After a while of this, she became too much for me to handle and the stress of everything put me on the path to an early grave. She was taken away to a facility that could accommodate her specific needs and gave me the space and time to sort myself out.

It was during this time that I completed my education and, subsequently, found myself at a loss as how to use it. There wasn't much call for historians here and according to everyone, my best shot was to head to one of the cities and apply to the various libraries or one of the schools. They always said it weird, as if it wasn't really a school, or if those places weren't worthy of their respect.

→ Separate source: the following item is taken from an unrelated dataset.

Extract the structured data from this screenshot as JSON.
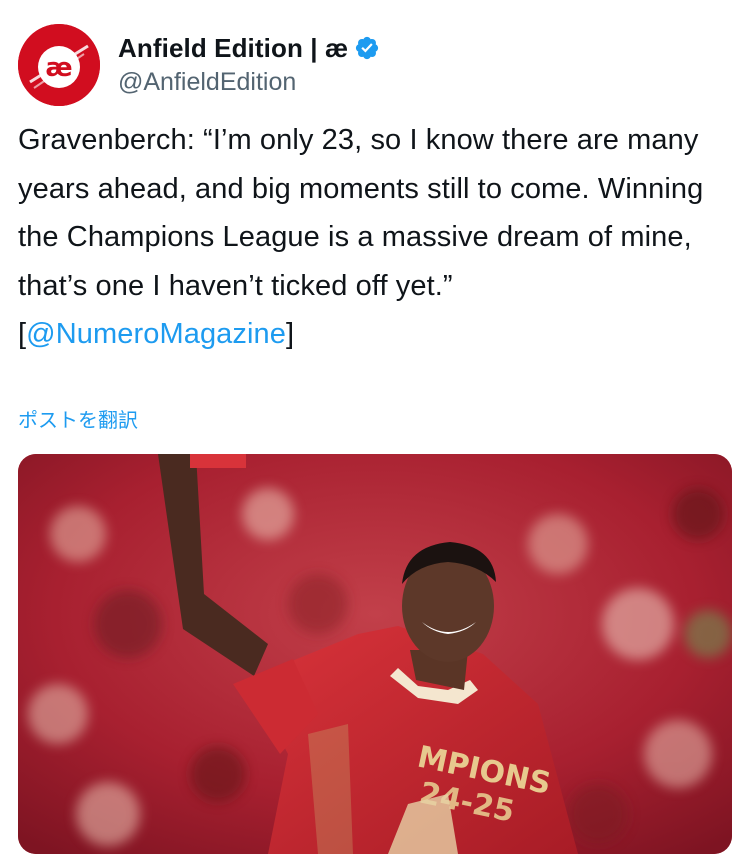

Despite that, the schools were the first place I had thought of to go. I hadn't thought about the libraries, but the more I did think about them, the more appealing the idea was. Better yet, some of those places had information on travellers. Dad might be in there.

It surprised me how much that idea excited me. I had never once seriously thought about finding him, or going after him. But it was altogether possible that he was in one of these records somewhere. And with that small hope, I left.

Mum had deteriorated since she had been admitted to the hospital, and she barely recognised me, much less realised what I was saying to her. She called me a name I didn't recognise before falling into a fit of unintelligible nonsense. I would miss her.

It’s been seven years now and I have found nothing in any records about travellers from home through any part of the nation. I don't think it was that I was lied to, at least not intentionally. I believe it to be more a case of some records going missing. There are a lot of blank spaces in the shelves here. No one is particularly worried, though. With so much information public, the missing information would likely be stored somewhere else. To my credit, at least as I see it, I did the right thing by pointing out that files were missing. My bosses did not see it that way. Instead they saw me, the country born hick, as an annoyance. So they got rid of me. And a whole bunch of files that they clearly wouldn’t miss.

Mum had always been wary of Granddad telling me tales of the Gods and how they fitted into the stories she was ok with me hearing. Sometimes I would find a hole in one of those stories and Granddad would have to make something up on the fly. Once, he filled the same hole with different stories and from there, I was adamant that I would find the truth. But life got in the way of my amateur sleuthing, not to mention he would probably make up a third story that would distract me long enough to forget about it.

But the files I took from the library during my last few days before I was fired were full of the actual stories Granddad would redact to tell me. All the heroes and their adventures, their companions – a term I now knew meant more than just a travelling partner – and why they went on these journeys.

The why of it all was something I never asked about. Never thought about. But if these stories were true, as Granddad always insisted they were, there had to be a why.

Why did all these heroes on horseback go off to save the day; some halfway across the world to places even the libraries don't know about?

Turns out, it was the Gods fault. All these adventures and quests and what have you were all at the beck and call of the Gods we used to put so much stock in.

Reading through some of the stories Granddad didn't tell me, I learnt that the Gods weren't exactly the best of us. In fact, most of them were assholes of the highest order.

It didn't occur to me that they could be manipulating me. Not until it was far too late to do anything about.